People peddle products during disaster

Scott Smith, right, talks with two Exxon Mobil officials who said they were not allowed to give their names to the media. Smith, of Cape Cod, Mass., was questioned about putting a foam product in the oily stormwater ditch on U.S. 365 in Mayflower. Smith said he used his product in another oil spill with Exxon Mobil’s blessing, but company officials said they did not give him permission to do so in Mayflower.
Scott Smith, right, talks with two Exxon Mobil officials who said they were not allowed to give their names to the media. Smith, of Cape Cod, Mass., was questioned about putting a foam product in the oily stormwater ditch on U.S. 365 in Mayflower. Smith said he used his product in another oil spill with Exxon Mobil’s blessing, but company officials said they did not give him permission to do so in Mayflower.

Scott Smith of Cape Cod, Mass., stood on the shoulder of U.S. 365 in Mayflower on Monday and cast into the drainage ditch a piece of green foam fringe that looked like a hula skirt.

He recorded it with a digital camera and said it was attracting “tar-sand oil like a magnet.”

“I’m going to try to get this deployed where they need it,” he said.

Shortly thereafter, Exxon Mobil Corp. officials arrived and asked Smith to leave and fished the object out of the ditch.

“We’re going to dispose of it,” said an Exxon Mobil official, who did not want to give his name.

Although the man’s name was on a hard hat he was wearing, he said he would be “reprimanded” if his name was published.

The Exxon Mobil employee, a pipeliner who lives in Texas but who previously lived in Faulkner County, said his job is to make sure his crew works safely, to keep the public — and reporters — away from the oil spill and to refer media to the command center.

“I don’t know this guy,” the official said of Smith.

Smith’s business card listed him as president/CEO of Opflex Solutions of Massachusetts.

“Exxon called me,” he said while he was casting his product. Not for the Mayflower spill, he said, but for an oil spill on the Yellowstone River in Montana in 2011.

Because of that experience, Smith said, he left his home in Cape Cod at 3 a.m. Monday on a flight to make it to Mayflower that afternoon to help.

He had several of the Opflex products in the back of his vehicle.

“It absorbs 32 times its weight,” he said.

The Exxon Mobil employee said people come out of the woodwork during disasters. He said one man came and asked him to try his product, “some stuff he could sprinkle” on the oil to dry it up.

“There is a piece of our organization that only responds to vendor inquiries,” said Faulkner County Judge Allen Dodson, local on-scene commander for the cleanup.
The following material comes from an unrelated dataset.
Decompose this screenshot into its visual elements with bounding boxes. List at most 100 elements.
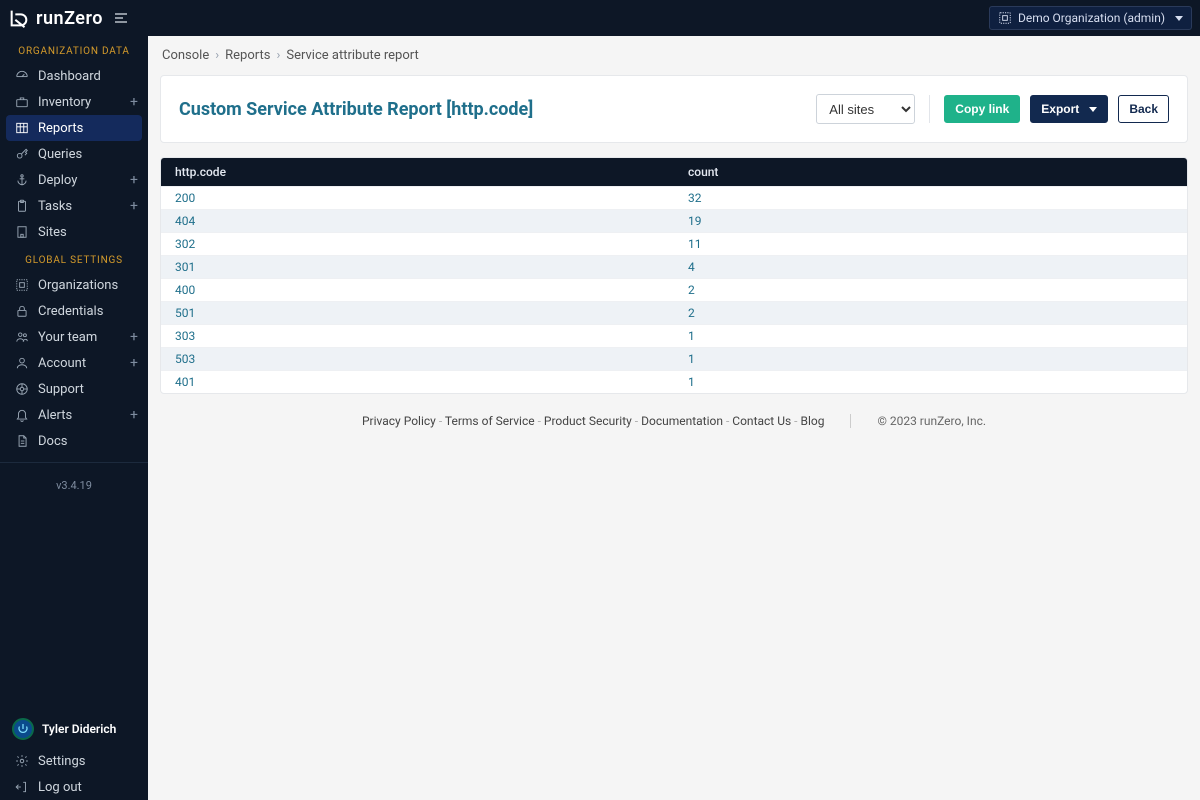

“I’ve got so many emails of people who want to do business here, people calling in: ‘My absorbent material works best. It’s only been rejected for political reasons,’” he said.

He said that in addition to 120 Exxon Mobil employees, there were state, federal and local representatives on the scene, and “they’re still ramping up.”

He said as of Monday, 12,000 barrels of oil and water have been vacuumed up.

“I don’t see them being done in less than a month,” he said of the cleanup.

The cause of the crude-oil underground pipeline rupture also won’t be known for some time, he said. The leak happened between two backyards of homes on a cul-de-sac in the Northwoods subdivision in Mayflower, he said.